Can Cisco and Wal-Mart Beat Earnings This Week?

November 10, 2013 by Jon C. Ogg

old cash registerEarnings season is in the process of winding down, but there are still some key earnings reports coming out. We are still getting key earnings and this week will bring the quarterly reports from Dow Jones Industrial Average components Cisco Systems Inc. (NASDAQ: CSCO) and Wal-Mart Stores Inc. (NYSE: WMT).

24/7 Wall St. wanted to offer previews for these two DJIA stocks. We also wanted to know if investors think they are worth their price based upon expectations and valuation.

Cisco Systems Inc. (NASDAQ: CSCO) reports earnings on Wednesday. At $23.51, its 52-week range is $16.69 to $26.49. We would also point out that the consensus analyst price target of $26.51 gives an implied upside of almost 13%. Cisco also has that 2.9% dividend yield to consider.
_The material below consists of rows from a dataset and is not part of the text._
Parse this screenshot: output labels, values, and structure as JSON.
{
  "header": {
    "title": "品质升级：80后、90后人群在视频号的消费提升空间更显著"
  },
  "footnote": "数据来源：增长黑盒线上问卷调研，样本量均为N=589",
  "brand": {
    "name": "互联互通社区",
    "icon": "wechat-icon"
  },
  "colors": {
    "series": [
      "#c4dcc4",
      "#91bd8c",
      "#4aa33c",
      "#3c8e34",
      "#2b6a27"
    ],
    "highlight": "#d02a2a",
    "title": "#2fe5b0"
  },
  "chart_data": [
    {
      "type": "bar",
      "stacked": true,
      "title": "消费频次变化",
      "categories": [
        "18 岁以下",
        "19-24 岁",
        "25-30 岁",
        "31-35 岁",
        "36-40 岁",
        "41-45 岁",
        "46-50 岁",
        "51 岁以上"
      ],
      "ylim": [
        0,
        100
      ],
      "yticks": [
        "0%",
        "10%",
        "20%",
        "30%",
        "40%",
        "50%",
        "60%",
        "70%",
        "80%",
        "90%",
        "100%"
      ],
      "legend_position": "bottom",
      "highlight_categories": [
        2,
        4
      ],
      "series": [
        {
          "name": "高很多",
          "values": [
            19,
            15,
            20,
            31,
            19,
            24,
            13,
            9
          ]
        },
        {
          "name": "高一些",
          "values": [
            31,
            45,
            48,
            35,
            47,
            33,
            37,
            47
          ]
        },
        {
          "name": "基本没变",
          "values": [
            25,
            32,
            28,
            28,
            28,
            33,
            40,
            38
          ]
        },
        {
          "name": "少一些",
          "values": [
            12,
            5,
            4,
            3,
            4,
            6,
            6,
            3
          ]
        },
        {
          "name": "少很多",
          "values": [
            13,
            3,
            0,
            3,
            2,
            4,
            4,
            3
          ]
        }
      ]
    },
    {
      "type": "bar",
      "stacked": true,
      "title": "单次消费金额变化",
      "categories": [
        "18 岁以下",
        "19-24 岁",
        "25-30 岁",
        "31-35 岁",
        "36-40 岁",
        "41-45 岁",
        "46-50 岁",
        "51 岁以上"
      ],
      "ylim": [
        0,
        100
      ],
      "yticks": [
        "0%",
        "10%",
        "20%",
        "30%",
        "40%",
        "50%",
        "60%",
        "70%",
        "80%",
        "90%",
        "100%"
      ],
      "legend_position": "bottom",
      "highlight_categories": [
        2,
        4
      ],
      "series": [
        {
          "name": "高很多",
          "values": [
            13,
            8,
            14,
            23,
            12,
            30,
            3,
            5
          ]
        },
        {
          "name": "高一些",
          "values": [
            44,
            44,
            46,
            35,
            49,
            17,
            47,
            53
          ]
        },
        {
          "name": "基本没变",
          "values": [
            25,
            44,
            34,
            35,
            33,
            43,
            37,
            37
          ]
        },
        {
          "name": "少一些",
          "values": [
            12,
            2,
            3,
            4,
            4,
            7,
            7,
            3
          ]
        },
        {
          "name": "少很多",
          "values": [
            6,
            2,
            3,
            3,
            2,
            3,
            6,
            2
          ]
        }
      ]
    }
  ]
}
Thomson Reuters has estimates of $0.51 in earnings per share and $12.35 billion in revenue for Cisco. That would represent about 6% earnings per share growth and about 4% sales growth.

Wal-Mart Stores Inc. (NYSE: WMT) recently closed at $77.96 against a 52-week range of $67.37 to $79.96. Its consensus analyst price target is up at $81.77. Wal-Mart is an economic indicator on its own right now because it sales are so large. The biggest challenge for Wal-Mart is that it has been lowering its expectations, or at least that is the perception after reports on its expectations.

Thomson Reuters has estimates of $1.13 in earnings per share and $116.75 billion for Wal-Mart. This represents growth expectations of about 4% in earnings and 2.5% in sales.